お互い、相手が浮気などしていないことを判っていながら、私からの度が過ぎる詮索に、妻は会話を止めて台所に戻り、夕食の準備を続けました。
暗く重い空気が、私の中に今まで秘めていた願望を言葉として露わにする最後の戸惑いを消し去りました。
夕食をテーブルに並べている妻に、私は背後から問いかけたのです。
「由香里… 俺以外の誰かに… 他の男に抱かれたいって思ったことはある?」
今までの夫婦関係を否定するかのような自分の言葉が、妻に対してだけでなく自身の耳にも突き刺さるように響きました。
テーブルに皿を置く妻の手が止まり、睨み返すように私の目を見ました。
私は表情を変えることなく、再び同じことを妻に問いかけたのです。
「なぜ…? なぜそんな事を聞くの? 本気で言ってるの…」
二人とも向き合ったまま、目を反らそうとしませんでした。
「私が… 他の人に抱かれたいって思うかなんて… 私が浮気する筈無いでしょ」
途切れ途切れの返事の隙間に、言葉に置き換えられない程の驚きと怒りが込められていました。
「俺の見ている前でなら… 浮気にはならないよ…」
妻の顔の中にあった夫に対する怒りが、まるで得体の知れない他人へ向けるような表情に変わったのです。
「え…? 今… 何て言ったの?」
私が発した言葉の意味することが、妻にとっては聞き間違いとしか思えない程に非現実的なものだったのでしょう。あるいは、何かの悪質な戯言にしか聞こえなかったんだと思います。

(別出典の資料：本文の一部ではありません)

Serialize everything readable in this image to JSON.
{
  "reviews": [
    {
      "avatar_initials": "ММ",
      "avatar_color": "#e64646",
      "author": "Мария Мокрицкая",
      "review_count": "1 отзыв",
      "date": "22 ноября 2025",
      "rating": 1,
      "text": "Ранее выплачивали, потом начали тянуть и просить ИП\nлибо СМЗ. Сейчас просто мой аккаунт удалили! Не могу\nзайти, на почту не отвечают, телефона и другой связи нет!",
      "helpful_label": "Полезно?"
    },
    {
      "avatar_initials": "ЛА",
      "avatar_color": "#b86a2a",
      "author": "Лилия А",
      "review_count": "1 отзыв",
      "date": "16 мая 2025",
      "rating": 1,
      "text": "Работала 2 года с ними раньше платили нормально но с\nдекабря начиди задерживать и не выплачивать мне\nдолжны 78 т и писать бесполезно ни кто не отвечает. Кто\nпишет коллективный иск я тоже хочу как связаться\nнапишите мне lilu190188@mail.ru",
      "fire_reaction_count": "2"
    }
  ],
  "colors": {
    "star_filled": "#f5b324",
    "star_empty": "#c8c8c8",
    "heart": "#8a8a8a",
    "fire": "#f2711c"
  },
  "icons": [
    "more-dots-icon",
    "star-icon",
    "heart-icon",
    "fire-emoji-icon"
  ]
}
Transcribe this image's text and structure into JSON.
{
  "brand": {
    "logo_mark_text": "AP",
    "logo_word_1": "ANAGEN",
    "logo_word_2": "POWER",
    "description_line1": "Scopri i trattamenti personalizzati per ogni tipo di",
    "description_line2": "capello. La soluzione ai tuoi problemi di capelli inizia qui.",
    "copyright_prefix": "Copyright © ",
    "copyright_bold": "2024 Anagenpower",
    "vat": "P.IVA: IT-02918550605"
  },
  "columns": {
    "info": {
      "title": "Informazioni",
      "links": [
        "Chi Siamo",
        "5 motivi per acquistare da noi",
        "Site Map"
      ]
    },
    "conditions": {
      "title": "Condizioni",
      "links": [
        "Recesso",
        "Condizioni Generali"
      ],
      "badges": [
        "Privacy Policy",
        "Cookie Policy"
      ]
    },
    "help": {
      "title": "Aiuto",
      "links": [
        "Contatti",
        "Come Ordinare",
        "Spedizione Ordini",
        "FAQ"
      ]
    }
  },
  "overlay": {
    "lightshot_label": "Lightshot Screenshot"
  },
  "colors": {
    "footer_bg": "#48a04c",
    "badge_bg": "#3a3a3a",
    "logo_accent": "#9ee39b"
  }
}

「だから… 俺の見ている前でなら… 他の男に抱かれても、由香里が浮気したことなんかにはならないんだよ…」
妻の目元が、次第に小刻みに震え出しました。
「由香里が他の男とセックスする姿が… 見たいんだ…」
「ちょっと… 待って…」
妻は崩れかかるように椅子に体を預けると、僅か数分の間に交わした会話の意味をゆっくりと呑み込みながら、私の顔を見つめたのです。
「いつから、そういうことを考えていたの…?」
「少し前から… 自分でもよくは判らない」
「ねえ… 本当はあなたが浮気したいんじゃないの? だから私に浮気をさせようとしているんでしょ?」
必死に私の真意を探ろうとした妻が見い出した答えは、私が秘めていた願望とは全く異なるものでした。
「違うよ… ただ、由香里と他の男のセックスが見たいんだ。由香里が他の男に抱かれて…」
その後は、言葉が続きませんでした。妻に対して発するにはあまりに情欲にまみれた言葉が喉まで出かかりましたが、私はとっさにそれを引き戻したのです。
私は徐々に冷静さを取り戻していたのかも知れません。後先を考えずに衝動的に口から出た「告白」が意味することの重大さに、私の方がうろたえてしまったのです。
「あ… だからか… 此の頃、あなたの様子がおかしいのは… そういうことだったんだ」
妻は、私の最近の変化に対する答えを見出すと、静かに同じ言葉を繰り返したのです。
「そうか… そういうことだったんだ… だから元彼のことを聞いたんだ…」
それまで決して自分からは「元彼」という言葉を出さなかった妻は、静かにつぶやきながら部屋の壁を見つめていました。
私は法廷の被告人のように、額と背中が汗でゆっくりと湿りを増していくのを感じながら、辛うじて立っているに過ぎなかったのです。
妻は椅子から立ち上がると、ゆっくりと寝室に歩いて行き、部屋のドアを閉じました。中から、照明を消すスイッチの音がかすかに聞こえてきたのを覚えています。
私は一人になったリビングの中で、テーブルに並んだ夕食をぼんやりと眺めながら、二度と元に戻らない「告白」を呪いました。